Human values seem to be at least partly selfish. While it would probably be a bad idea to build AIs that are selfish, ideas from AI design can perhaps shed some light on the nature of selfishness, which we need to understand if we are to understand human values. (How does selfishness work in a decision theoretic sense? Do humans actually have selfish values?) Current theory suggest 3 possible ways to design a selfish agent:
- have a perception-determined utility function (like AIXI)
- have a static (unchanging) world-determined utility function (like UDT) with a sufficiently detailed description of the agent embedded in the specification of its utility function at the time of the agent's creation
- have a world-determined utility function that changes ("learns") as the agent makes observations (for concreteness, let's assume a variant of UDT where you start out caring about everyone, and each time you make an observation, your utility function changes to no longer care about anyone who hasn't made that same observation)

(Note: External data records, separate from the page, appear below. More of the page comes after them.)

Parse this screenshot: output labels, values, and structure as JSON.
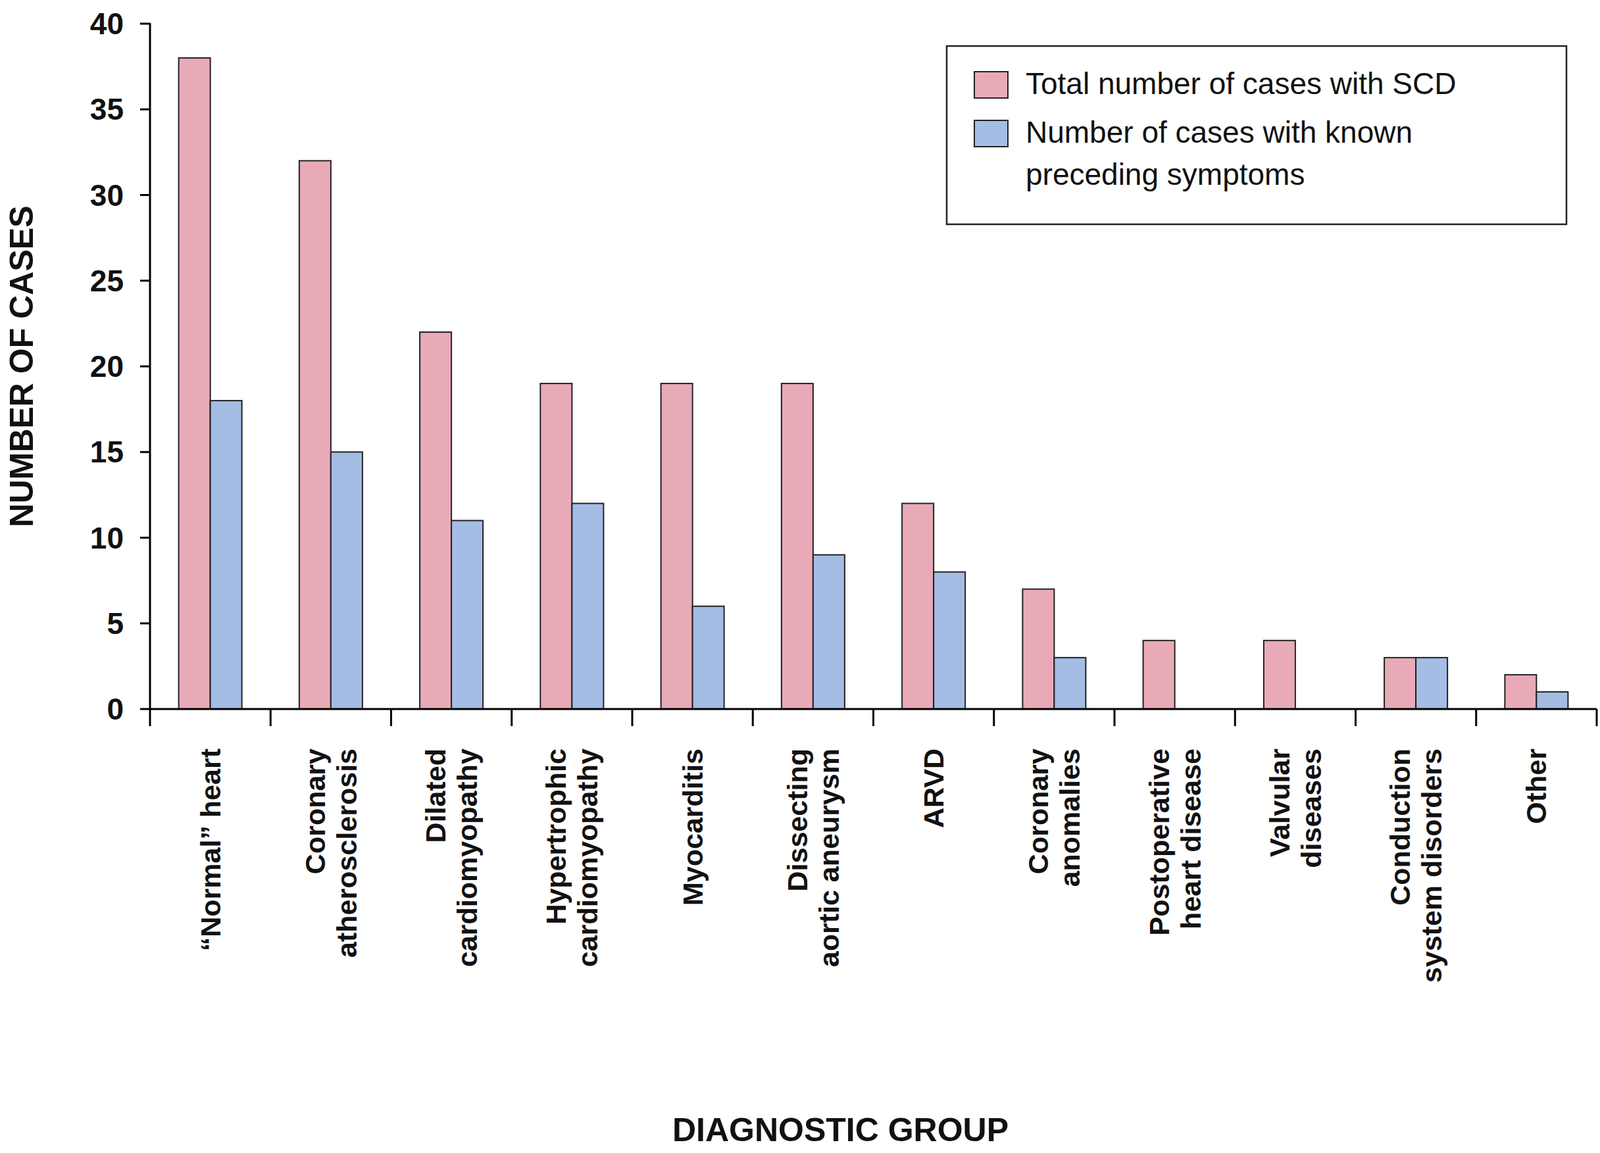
{
  "chart_data": {
    "type": "bar",
    "categories": [
      "“Normal” heart",
      "Coronary\natherosclerosis",
      "Dilated\ncardiomyopathy",
      "Hypertrophic\ncardiomyopathy",
      "Myocarditis",
      "Dissecting\naortic aneurysm",
      "ARVD",
      "Coronary\nanomalies",
      "Postoperative\nheart disease",
      "Valvular\ndiseases",
      "Conduction\nsystem disorders",
      "Other"
    ],
    "series": [
      {
        "name": "Total number of cases with SCD",
        "color": "#e9aab8",
        "values": [
          38,
          32,
          22,
          19,
          19,
          19,
          12,
          7,
          4,
          4,
          3,
          2
        ]
      },
      {
        "name": "Number of cases with known\npreceding symptoms",
        "color": "#a5bde5",
        "values": [
          18,
          15,
          11,
          12,
          6,
          9,
          8,
          3,
          0,
          0,
          3,
          1
        ]
      }
    ],
    "x_label": "DIAGNOSTIC GROUP",
    "y_label": "NUMBER OF CASES",
    "ylim": [
      0,
      40
    ],
    "yticks": [
      0,
      5,
      10,
      15,
      20,
      25,
      30,
      35,
      40
    ],
    "grid": false,
    "legend": "top-right"
  }
}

Note that 1 and 3 are not reflectively consistent (they both refuse to pay the Counterfactual Mugger), and 2 is not applicable to humans (since we are not born with detailed descriptions of ourselves embedded in our brains). Still, it seems plausible that humans do have selfish values, either because we are type 1 or type 3 agents, or because we were type 1 or type 3 agents at some time in the past, but have since self-modified into type 2 agents.
But things aren't quite that simple. According to our current theories, an AI would judge its decision theory using that decision theory itself, and self-modify if it was found wanting under its own judgement. But humans do not actually work that way. Instead, we judge ourselves using something mysterious called "normativity" or "philosophy". For example, a type 3 AI would just decide that its current values can be maximized by changing into a type 2 agent with a static copy of those values, but a human could perhaps think that changing values in response to observations is a mistake, and they ought to fix that mistake by rewinding their values back to before they were changed. Note that if you rewind your values all the way back to before you made the first observation, you're no longer selfish.
So, should we freeze our selfish values, or rewind our values, or maybe even keep our "irrational" decision theory (which could perhaps be justified by saying that we intrinsically value having a decision theory that isn't too alien)? I don't know what conclusions to draw from this line of thought, except that on close inspection, selfishness may offer just as many difficult philosophical problems as altruism.
It used to, as Tim notes, but I'm not so sure now. AIXI works with its distribution over programs and sequences of observations, not with states of a world and its properties. If presented with a sequence of observations generated by a program, it quickly figures out what the following observations are, but it's more tricky here.
With other types of agents, we usually need to stipulate that the problem statement is somehow made clear to the agent. The way in which this could be achieved is not specified, and it seems very difficult to arrange through presenting an actual sequence of observations. So the shortcut is to draw the problem "directly" on agent's mind in terms of agent's ontology, and usually it's possible in a moderately natural way. This all takes place apart from the agent observing the state of the coin.
However in case of AIXI, it's not as clear how the elements of the problem setting should be expressed in terms of its ontology. Basically, we have two worlds corresponding to the different coin states, which could for simplicity be assumed to be generated by two programs. The first idea is to identify the programs generating these worlds with relevant AIXI's hypotheses, so that observing "tails" excludes the "heads"-programs, and therefore the "heads"-world, from consideration.
But there are many possible "tails"-programs, and AIXI's response depends on their distribution. For example, the choice of a particular "tails"-program could represent the state of other worlds. What does it say about this distribution that the problem statement was properly explained to the AIXI agent? It must necessarily be more than just observing "tails", the same as for other types of agents (if you only toss a coin and it falls "tails", this observation alone doesn't incite me to pay up). Perhaps "tails"-programs that properly model CM also imply paying the mugger.
I don't understand. Isn't the biggest missing piece (an) AIXI's precise utility function, rather than its uncertainty?